SickKids scientist uses zebrafish to better understand causes of scoliosis

By Christine Wolfl


Brian Ciruna, Senior Scientist in Developmental & Stem Cell Biology at The Hospital for Sick Children (SickKids), is studying zebrafish to understand the genetics of scoliosis.

His article, ptk7 mutant zebrafish models of congenital and idiopathic scoliosis implicate dysregulated Wnt signaling in disease, was published in Nature Communications in September 2014. This development brings Ciruna one step closer to his long-term goal of finding therapies that can suppress spinal curve progression.

“Our zebrafish genetic models are unique tools that will allow us to understand the biological causes of idiopathic scoliosis. There is still a lot we need to learn, but we are making strides towards an understanding of the disease,” said Ciruna. “Right now, treatment options for idiopathic scoliosis are limited to bracing and/or surgery. The availability of a non-invasive pharmacological treatment would represent a breakthrough for the field.”

Scoliosis is a genetic disorder of the musculoskeletal system, causing three-dimensional rotation of the spine. There are multiple forms. Congenital scoliosis is caused by malformed vertebrae and affects children from birth, whereas idiopathic scoliosis develops in otherwise healthy individuals and usually becomes apparent during puberty. About three per cent of children are affected by idiopathic scoliosis worldwide, with approximately 1,200 children visiting the SickKids Scoliosis Clinic every year. Spinal curvature can cause debilitating pain, disfigurement and other health problems.
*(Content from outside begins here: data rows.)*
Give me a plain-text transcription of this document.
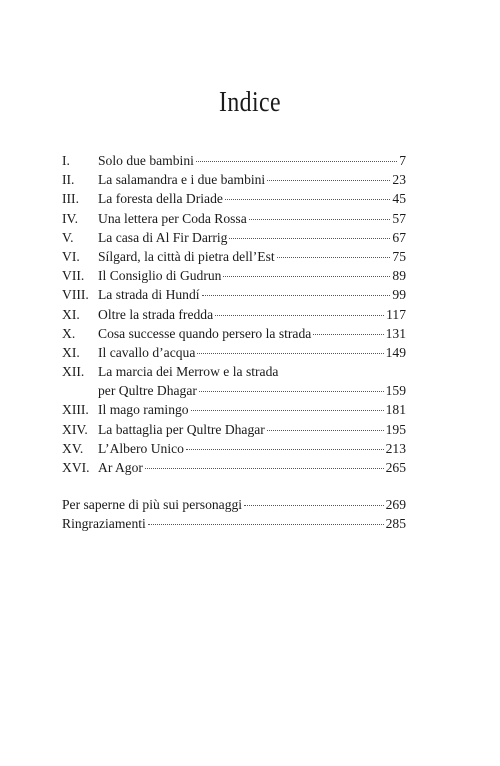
Indice
I. Solo due bambini	7
II. La salamandra e i due bambini	23
III. La foresta della Driade	45
IV. Una lettera per Coda Rossa	57
V. La casa di Al Fir Darrig	67
VI. Sílgard, la città di pietra dell’Est	75
VII. Il Consiglio di Gudrun	89
VIII. La strada di Hundí	99
XI. Oltre la strada fredda	117
X. Cosa successe quando persero la strada	131
XI. Il cavallo d’acqua	149
XII. La marcia dei Merrow e la strada
per Qultre Dhagar	159
XIII. Il mago ramingo	181
XIV. La battaglia per Qultre Dhagar	195
XV. L’Albero Unico	213
XVI. Ar Agor	265
Per saperne di più sui personaggi	269
Ringraziamenti	285
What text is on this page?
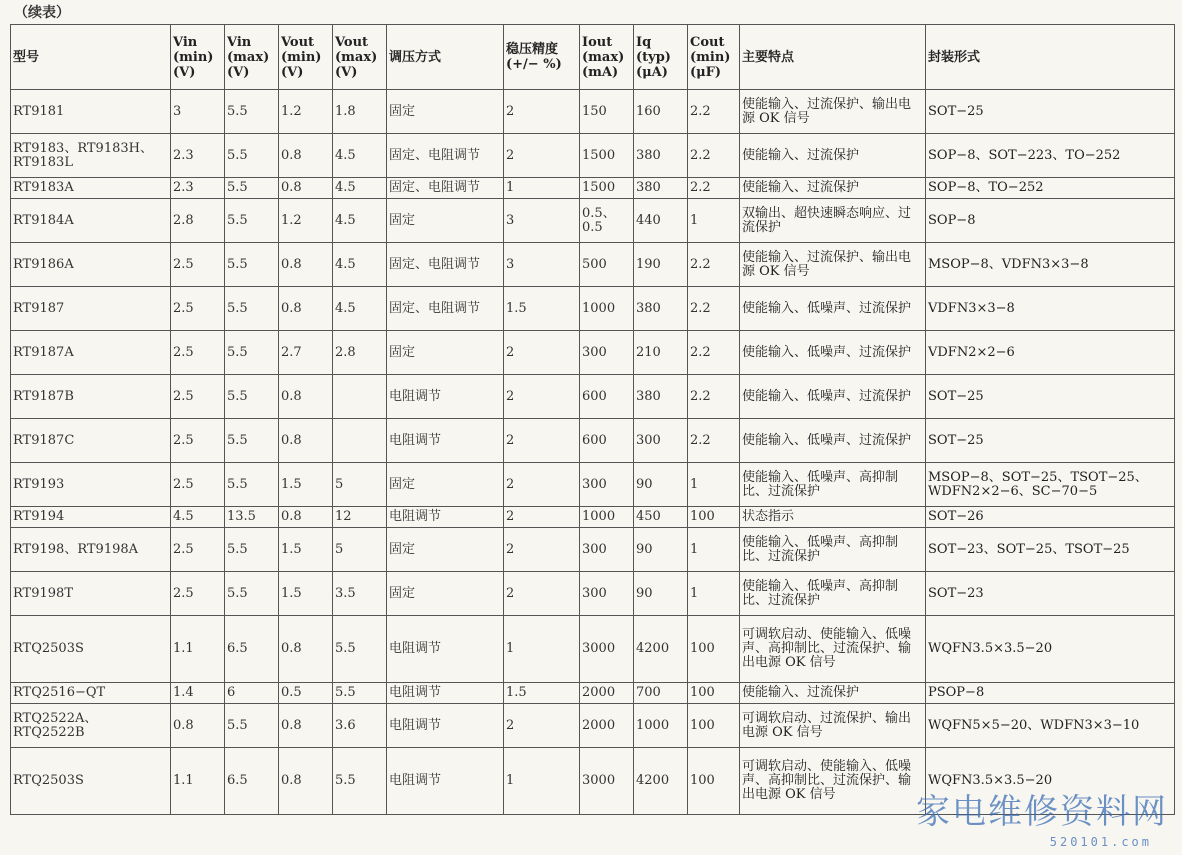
（续表）
型号	Vin (min) (V)	Vin (max) (V)	Vout (min) (V)	Vout (max) (V)	调压方式	稳压精度 (+/− %)	Iout (max) (mA)	Iq (typ) (μA)	Cout (min) (μF)	主要特点	封装形式
RT9181	3	5.5	1.2	1.8	固定	2	150	160	2.2	使能输入、过流保护、输出电源 OK 信号	SOT−25
RT9183、RT9183H、RT9183L	2.3	5.5	0.8	4.5	固定、电阻调节	2	1500	380	2.2	使能输入、过流保护	SOP−8、SOT−223、TO−252
RT9183A	2.3	5.5	0.8	4.5	固定、电阻调节	1	1500	380	2.2	使能输入、过流保护	SOP−8、TO−252
RT9184A	2.8	5.5	1.2	4.5	固定	3	0.5、0.5	440	1	双输出、超快速瞬态响应、过流保护	SOP−8
RT9186A	2.5	5.5	0.8	4.5	固定、电阻调节	3	500	190	2.2	使能输入、过流保护、输出电源 OK 信号	MSOP−8、VDFN3×3−8
RT9187	2.5	5.5	0.8	4.5	固定、电阻调节	1.5	1000	380	2.2	使能输入、低噪声、过流保护	VDFN3×3−8
RT9187A	2.5	5.5	2.7	2.8	固定	2	300	210	2.2	使能输入、低噪声、过流保护	VDFN2×2−6
RT9187B	2.5	5.5	0.8		电阻调节	2	600	380	2.2	使能输入、低噪声、过流保护	SOT−25
RT9187C	2.5	5.5	0.8		电阻调节	2	600	300	2.2	使能输入、低噪声、过流保护	SOT−25
RT9193	2.5	5.5	1.5	5	固定	2	300	90	1	使能输入、低噪声、高抑制比、过流保护	MSOP−8、SOT−25、TSOT−25、WDFN2×2−6、SC−70−5
RT9194	4.5	13.5	0.8	12	电阻调节	2	1000	450	100	状态指示	SOT−26
RT9198、RT9198A	2.5	5.5	1.5	5	固定	2	300	90	1	使能输入、低噪声、高抑制比、过流保护	SOT−23、SOT−25、TSOT−25
RT9198T	2.5	5.5	1.5	3.5	固定	2	300	90	1	使能输入、低噪声、高抑制比、过流保护	SOT−23
RTQ2503S	1.1	6.5	0.8	5.5	电阻调节	1	3000	4200	100	可调软启动、使能输入、低噪声、高抑制比、过流保护、输出电源 OK 信号	WQFN3.5×3.5−20
RTQ2516−QT	1.4	6	0.5	5.5	电阻调节	1.5	2000	700	100	使能输入、过流保护	PSOP−8
RTQ2522A、RTQ2522B	0.8	5.5	0.8	3.6	电阻调节	2	2000	1000	100	可调软启动、过流保护、输出电源 OK 信号	WQFN5×5−20、WDFN3×3−10
RTQ2503S	1.1	6.5	0.8	5.5	电阻调节	1	3000	4200	100	可调软启动、使能输入、低噪声、高抑制比、过流保护、输出电源 OK 信号	WQFN3.5×3.5−20
家电维修资料网
520101.com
“The protein tyrosine kinase 7 (ptk7) mutant zebrafish develops late-onset spinal disease that has all the hallmarks and attributes of human adolescent idiopathic scoliosis. It is perhaps the first genetic model that we can use to understand the causes of the disease,” said Ciruna.

Once more is known about the implications of this research, the fish may be used to identify therapeutic agents capable of preventing disease progression.

“We’re really excited because this is something that we’ve known little about until this point. There are many human genetic studies conducted and we’ve seen genes that have been implicated in this disease but, until now, scientists have been limited in their abilities to generate relevant animal models for study,” said Ciruna.